This image represents the total precipitable water vapor for May 2009 as observed by the Atmospheric Infrared Sounder (AIRS) on NASA's Aqua satellite. It shows the total amount of water vapor present in the atmospheric column above each point of Earth's surface. If all the water vapor in the column were forced to fall as rain, the depth of the resulting puddle on the surface at that point is equal to the value shown on the map. Fifty millimeters is about 2 inches. The water vapor measured above the Antarctic is not shown (white color), since the elevation there is generally very high and the water vapor content extremely low – so low that the color scale would have to be “stretched” to show any details, which would reduce the details for the rest of the globe.
The large area of maximum water vapor in the neighborhood of the equator is the Intertropical Convergence Zone or ITCZ, a region of strong convection and powerful thunderstorms. It is particularly intense in a region around the Philippines and Indonesia called the warm pool. The air’s ability to contain moisture Is related to its temperature—the higher the air temperature, the more moisture can be contained before it must condense and fall out as rain. This image confirms that, as one would expect, the greatest amounts of moisture occur in the tropics. At extremely cold temperatures the atmosphere can hold very little water vapor, which is reflected by the strong correspondence between dark blue dry areas of this map and dark blue cold areas in temperature maps. Very low precipitable water vapor occurs because the air is dry, such as over deserts. But because of the temperature relationship, most of the “column water vapor” is contained in the lowest portion of the atmosphere, and when a high mountain makes it impossible to measure down to sea level, the total is much smaller. Mountain regions therefore appear to be abnormally dry. That is sometimes true but not always—sometimes it just reflects the fact that the “measurement column” has been cut off by the mountain.

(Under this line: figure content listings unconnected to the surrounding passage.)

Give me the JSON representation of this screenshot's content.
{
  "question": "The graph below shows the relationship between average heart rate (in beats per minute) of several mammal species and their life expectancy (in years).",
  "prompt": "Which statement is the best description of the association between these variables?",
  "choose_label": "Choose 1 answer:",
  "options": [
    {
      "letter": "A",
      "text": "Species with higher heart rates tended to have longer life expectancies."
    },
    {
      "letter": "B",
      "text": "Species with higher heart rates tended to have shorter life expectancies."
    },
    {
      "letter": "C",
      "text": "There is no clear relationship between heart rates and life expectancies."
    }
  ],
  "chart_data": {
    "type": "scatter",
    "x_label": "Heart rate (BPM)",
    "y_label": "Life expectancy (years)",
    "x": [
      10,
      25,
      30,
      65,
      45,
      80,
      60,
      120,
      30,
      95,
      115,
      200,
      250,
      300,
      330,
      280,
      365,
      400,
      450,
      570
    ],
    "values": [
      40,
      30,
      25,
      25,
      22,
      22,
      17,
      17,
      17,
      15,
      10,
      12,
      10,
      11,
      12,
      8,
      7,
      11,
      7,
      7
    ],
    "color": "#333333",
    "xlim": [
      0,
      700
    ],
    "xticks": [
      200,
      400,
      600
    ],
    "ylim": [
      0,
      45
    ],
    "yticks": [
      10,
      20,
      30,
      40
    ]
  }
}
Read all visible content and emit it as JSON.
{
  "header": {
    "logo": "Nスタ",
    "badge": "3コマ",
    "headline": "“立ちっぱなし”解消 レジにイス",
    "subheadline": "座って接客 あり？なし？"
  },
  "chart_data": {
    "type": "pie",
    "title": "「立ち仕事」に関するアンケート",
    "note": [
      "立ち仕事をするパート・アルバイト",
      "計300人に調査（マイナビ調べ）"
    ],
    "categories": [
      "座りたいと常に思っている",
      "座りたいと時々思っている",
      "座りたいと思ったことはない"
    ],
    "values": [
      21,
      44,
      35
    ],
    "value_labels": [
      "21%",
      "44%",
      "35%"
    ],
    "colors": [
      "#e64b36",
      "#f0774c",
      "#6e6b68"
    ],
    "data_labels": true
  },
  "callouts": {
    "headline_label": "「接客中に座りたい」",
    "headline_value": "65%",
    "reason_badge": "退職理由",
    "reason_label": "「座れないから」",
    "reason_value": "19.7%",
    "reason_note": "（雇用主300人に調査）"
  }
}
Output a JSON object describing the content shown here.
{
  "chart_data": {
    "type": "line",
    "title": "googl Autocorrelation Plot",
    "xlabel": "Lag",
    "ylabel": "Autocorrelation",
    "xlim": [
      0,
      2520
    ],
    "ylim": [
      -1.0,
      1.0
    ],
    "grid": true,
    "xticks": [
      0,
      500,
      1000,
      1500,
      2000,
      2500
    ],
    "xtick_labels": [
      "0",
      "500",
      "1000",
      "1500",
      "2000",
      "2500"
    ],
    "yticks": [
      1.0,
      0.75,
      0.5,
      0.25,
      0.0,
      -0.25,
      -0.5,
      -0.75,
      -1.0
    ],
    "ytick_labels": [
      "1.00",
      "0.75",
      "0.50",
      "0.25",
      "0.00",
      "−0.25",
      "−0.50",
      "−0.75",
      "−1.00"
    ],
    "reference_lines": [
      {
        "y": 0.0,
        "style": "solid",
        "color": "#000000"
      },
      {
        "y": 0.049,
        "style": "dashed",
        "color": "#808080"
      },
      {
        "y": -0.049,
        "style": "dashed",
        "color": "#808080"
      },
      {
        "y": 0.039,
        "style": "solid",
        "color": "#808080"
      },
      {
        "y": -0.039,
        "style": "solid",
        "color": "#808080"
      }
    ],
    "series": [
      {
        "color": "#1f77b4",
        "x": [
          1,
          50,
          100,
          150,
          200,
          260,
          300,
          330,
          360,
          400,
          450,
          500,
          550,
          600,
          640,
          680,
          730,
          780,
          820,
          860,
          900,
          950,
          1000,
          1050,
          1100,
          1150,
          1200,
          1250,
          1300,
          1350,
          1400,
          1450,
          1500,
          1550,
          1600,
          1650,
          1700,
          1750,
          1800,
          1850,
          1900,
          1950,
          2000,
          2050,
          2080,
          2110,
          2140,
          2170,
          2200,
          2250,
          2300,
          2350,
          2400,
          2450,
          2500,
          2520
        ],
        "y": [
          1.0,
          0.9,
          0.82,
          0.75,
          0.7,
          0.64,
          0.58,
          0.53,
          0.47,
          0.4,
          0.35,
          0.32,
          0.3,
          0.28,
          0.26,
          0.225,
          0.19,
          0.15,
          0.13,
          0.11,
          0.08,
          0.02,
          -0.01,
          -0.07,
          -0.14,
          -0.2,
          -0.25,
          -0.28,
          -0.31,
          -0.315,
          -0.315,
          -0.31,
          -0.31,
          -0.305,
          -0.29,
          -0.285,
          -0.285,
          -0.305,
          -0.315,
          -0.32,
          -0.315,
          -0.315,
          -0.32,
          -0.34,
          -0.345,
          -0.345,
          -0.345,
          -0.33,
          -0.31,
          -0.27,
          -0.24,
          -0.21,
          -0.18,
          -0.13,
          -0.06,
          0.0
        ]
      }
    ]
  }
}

The Atmospheric Infrared Sounder, AIRS, in conjunction with the Advanced Microwave Sounding Unit, AMSU, senses emitted infrared and microwave radiation from Earth to provide a three-dimensional look at Earth's weather and climate. Working in tandem, the two instruments make simultaneous observations all the way down to Earth's surface, even in the presence of heavy clouds. With more than 2,000 channels sensing different regions of the atmosphere, the system creates a global, three-dimensional map of atmospheric temperature and humidity, cloud amounts and heights, greenhouse gas concentrations, and many other atmospheric phenomena. Launched into Earth orbit in 2002, the AIRS and AMSU instruments fly onboard NASA's Aqua spacecraft and are managed by NASA's Jet Propulsion Laboratory in Pasadena, Calif., under contract to NASA. JPL is a division of the California Institute of Technology in Pasadena.